The clerk, however, disagreed and drew both the parties and the [Tribunal's] attention to the cases of Encon Instillation Limited v Nottingham City Council and Regentford Limited v Thanet District Council.
…There had been a clear failure in the [billing authority's] administration. Consequently, the [Tribunal] decided that the effective date for the appellant's liability should be restricted to 1 April 2003, being the beginning of the financial year within which the appeal property is designated a house in multiple occupation.
The [Tribunal] was of the opinion that had the [billing authority] made its decision in December 1999, as it should have been able to since it had been in possession of all of the facts, the appellant would have been in a position to appeal against her liability at an earlier stage. Had that been the case, an alternative solution could have been found, for instance, Miss R could have increased the rent to take account of her council tax liability. Unfortunately, since housing benefit could only be back dated for 52 weeks this possible solution was unworkable.
In view of the foregoing, the appeal was allowed in part."
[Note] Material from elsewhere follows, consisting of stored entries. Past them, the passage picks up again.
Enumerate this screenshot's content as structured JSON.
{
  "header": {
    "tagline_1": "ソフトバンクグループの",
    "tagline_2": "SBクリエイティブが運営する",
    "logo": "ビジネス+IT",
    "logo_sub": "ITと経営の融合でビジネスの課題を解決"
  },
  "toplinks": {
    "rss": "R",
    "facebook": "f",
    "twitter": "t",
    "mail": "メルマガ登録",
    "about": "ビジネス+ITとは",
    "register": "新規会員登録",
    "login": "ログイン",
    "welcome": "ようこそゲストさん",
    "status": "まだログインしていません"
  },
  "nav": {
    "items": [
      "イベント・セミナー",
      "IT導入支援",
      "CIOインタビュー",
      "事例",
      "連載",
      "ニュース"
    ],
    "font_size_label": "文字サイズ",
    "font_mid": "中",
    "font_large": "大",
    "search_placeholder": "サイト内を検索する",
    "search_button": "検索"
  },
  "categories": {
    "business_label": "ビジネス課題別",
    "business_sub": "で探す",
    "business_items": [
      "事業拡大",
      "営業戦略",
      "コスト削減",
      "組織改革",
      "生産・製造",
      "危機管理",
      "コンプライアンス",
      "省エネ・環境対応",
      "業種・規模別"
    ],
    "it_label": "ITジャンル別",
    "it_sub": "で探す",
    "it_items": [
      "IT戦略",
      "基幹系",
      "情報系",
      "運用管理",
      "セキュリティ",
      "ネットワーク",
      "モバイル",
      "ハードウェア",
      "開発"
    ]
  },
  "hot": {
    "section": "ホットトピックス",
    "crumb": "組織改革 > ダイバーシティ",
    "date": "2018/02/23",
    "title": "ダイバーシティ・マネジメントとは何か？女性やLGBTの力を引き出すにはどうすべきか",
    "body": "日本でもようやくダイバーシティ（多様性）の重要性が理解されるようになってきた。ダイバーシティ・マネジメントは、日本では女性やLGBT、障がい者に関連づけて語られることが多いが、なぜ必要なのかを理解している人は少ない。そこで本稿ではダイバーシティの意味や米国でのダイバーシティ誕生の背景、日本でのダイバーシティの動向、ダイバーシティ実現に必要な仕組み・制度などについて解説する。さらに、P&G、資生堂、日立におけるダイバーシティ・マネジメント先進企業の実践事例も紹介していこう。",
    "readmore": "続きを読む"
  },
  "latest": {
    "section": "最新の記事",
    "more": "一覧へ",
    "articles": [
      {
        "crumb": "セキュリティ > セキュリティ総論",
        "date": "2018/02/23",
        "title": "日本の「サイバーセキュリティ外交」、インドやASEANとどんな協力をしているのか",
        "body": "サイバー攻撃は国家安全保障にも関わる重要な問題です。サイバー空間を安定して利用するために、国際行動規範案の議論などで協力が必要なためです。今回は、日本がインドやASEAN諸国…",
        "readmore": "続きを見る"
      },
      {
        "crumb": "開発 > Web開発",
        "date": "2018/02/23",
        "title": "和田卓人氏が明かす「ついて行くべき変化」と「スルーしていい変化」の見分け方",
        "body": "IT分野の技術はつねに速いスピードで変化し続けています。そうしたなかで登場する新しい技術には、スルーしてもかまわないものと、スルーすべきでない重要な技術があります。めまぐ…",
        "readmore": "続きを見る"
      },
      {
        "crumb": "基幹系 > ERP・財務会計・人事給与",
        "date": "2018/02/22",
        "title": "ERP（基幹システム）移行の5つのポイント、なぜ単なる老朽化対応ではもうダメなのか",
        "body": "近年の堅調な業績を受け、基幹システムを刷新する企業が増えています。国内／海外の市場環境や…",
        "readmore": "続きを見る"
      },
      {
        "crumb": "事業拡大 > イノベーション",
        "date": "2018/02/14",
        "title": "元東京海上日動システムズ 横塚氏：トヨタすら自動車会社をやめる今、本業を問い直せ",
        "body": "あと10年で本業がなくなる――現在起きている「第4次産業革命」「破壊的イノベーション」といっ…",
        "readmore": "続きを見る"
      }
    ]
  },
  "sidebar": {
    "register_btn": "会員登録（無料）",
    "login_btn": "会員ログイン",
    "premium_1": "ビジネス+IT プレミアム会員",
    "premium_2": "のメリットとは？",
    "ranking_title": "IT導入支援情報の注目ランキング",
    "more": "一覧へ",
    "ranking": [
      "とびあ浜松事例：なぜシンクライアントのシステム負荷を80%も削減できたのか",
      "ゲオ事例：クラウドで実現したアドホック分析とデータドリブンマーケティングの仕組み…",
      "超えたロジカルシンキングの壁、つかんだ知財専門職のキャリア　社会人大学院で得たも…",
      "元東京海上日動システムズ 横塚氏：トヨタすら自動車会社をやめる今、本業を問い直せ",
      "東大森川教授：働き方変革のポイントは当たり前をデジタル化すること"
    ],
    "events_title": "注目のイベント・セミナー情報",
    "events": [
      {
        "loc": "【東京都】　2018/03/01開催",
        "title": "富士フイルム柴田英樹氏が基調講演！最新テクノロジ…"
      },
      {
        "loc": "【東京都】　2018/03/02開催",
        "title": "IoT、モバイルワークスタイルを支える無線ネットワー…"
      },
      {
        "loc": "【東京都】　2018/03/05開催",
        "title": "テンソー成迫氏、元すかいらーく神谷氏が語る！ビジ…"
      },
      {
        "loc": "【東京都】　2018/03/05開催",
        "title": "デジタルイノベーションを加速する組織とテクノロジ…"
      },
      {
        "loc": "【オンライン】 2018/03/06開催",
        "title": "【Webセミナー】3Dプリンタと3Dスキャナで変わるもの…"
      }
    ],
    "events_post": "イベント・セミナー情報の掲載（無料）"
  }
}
"Counsel for the billing authority has not advanced any argument seeking to limit the consequences of there being a breach of reg 5 (1). That does not surprise me. Regulation 5 (1) contains a balance between the interests of the ratepayers and the practicalities of administration. Parliament must have intended that if the billing authority has not complied with the requirement it would be wrong in principle for the ratepayer to have an obligation thereafter to pay."
"21. The language of Regulation 19 is not as strong as that of the regulation under consideration in [Encon]. The words used are "is to be" rather than "must be". As it seems to me this language admits of the construction that a breach of this statutory duty by a billing authority does not operate in all cases as a windfall to the person liable, but precludes a claim to payment and a duty to pay only when the breach has occasioned some procedural or substantive prejudice.
22. Regentford claim that the Council failed to serve the demand notice as soon as practicable, and that the delay in this case has occasioned prejudice in the sense that the records and information to establish that the Properties were not in multiple occupation and that others were resident at the relevant time are no longer available. There might well have been force in those submissions if Regentford had attended the hearing before the Justices and presented them. But it allowed the proceedings to go by default. They had the opportunity to have their day in court but did not avail themselves of it."